For industrial anomalous sound detection (ASD), self-supervised methods have achieved significant detection performance in many cases. Nevertheless, these methods typically rely on the availability of external auxiliary information, and they may not work when such information are not feasible. Unsupervised methods do not leverage auxiliary information, whereas they usually obtained lower detection performance compared to self-supervised ones. Though some unsupervised methods have shown potential performance improvements, they are at the cost of complex implementation or large model sizes. As to the issues, this paper presents an unsupervised ASD method based on spectrogram frames selection (SFS) and AutoEncoder for Frequency-feature Selection (AEFS), called SFS-AEFS. First, SFS is developed based upon the temporal characteristics of machine sounds, which aims to select spectrogram frames (SFs) that contains the primary sound information while discarding the portions that are affected by noises or interferences or do not contain the target sound.
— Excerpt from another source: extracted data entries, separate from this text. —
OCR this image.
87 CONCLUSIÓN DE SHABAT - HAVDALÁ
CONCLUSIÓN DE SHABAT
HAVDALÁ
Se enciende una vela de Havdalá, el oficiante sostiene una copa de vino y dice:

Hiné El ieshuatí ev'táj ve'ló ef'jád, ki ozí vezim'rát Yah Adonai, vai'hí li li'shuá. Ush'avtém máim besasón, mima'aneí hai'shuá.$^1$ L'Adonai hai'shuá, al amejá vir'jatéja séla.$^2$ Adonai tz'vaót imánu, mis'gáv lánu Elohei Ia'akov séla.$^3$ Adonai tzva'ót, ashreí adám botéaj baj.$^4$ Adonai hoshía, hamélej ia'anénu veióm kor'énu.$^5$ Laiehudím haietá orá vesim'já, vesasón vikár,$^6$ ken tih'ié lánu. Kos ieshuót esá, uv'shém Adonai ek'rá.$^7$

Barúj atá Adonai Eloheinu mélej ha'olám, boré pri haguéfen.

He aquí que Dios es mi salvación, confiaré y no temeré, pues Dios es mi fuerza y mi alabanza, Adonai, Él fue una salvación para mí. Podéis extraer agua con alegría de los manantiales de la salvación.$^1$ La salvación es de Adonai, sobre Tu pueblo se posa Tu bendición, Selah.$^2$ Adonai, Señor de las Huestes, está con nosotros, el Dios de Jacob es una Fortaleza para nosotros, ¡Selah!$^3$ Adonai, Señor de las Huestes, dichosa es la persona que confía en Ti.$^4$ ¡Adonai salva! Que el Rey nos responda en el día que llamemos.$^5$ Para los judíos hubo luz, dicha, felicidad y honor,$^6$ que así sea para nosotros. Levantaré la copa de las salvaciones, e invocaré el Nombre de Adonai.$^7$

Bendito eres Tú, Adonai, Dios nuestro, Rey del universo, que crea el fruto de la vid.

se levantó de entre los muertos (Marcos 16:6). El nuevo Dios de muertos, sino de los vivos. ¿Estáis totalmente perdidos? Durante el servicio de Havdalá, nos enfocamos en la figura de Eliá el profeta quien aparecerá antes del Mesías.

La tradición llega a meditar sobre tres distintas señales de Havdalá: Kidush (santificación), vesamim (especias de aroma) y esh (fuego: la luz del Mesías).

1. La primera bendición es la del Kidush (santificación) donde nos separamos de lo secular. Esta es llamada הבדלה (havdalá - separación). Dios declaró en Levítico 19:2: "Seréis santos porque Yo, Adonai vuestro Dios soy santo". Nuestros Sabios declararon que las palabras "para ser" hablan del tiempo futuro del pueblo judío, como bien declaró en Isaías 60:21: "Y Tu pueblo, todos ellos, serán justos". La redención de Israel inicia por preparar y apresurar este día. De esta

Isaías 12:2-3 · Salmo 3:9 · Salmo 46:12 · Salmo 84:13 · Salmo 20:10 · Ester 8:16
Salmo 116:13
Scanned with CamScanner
Next, AEFS is developed by introducing a Scaling Gate (SG) after AE. For the selected SF features, AEFS aims to selectively enhance the mode learning of partial frequency dimensions and weaken the rest ones. Comparative experiments with the current ASD methods were made on the DCASE 2020 Challenge Task2 dataset. The related results demonstrate that our method achieved the best performance among all relevant unsupervised methods and is comparable to the current SOTA self-supervised methods. Moreover, our method is lightweight with model parameters being only 0.08MB.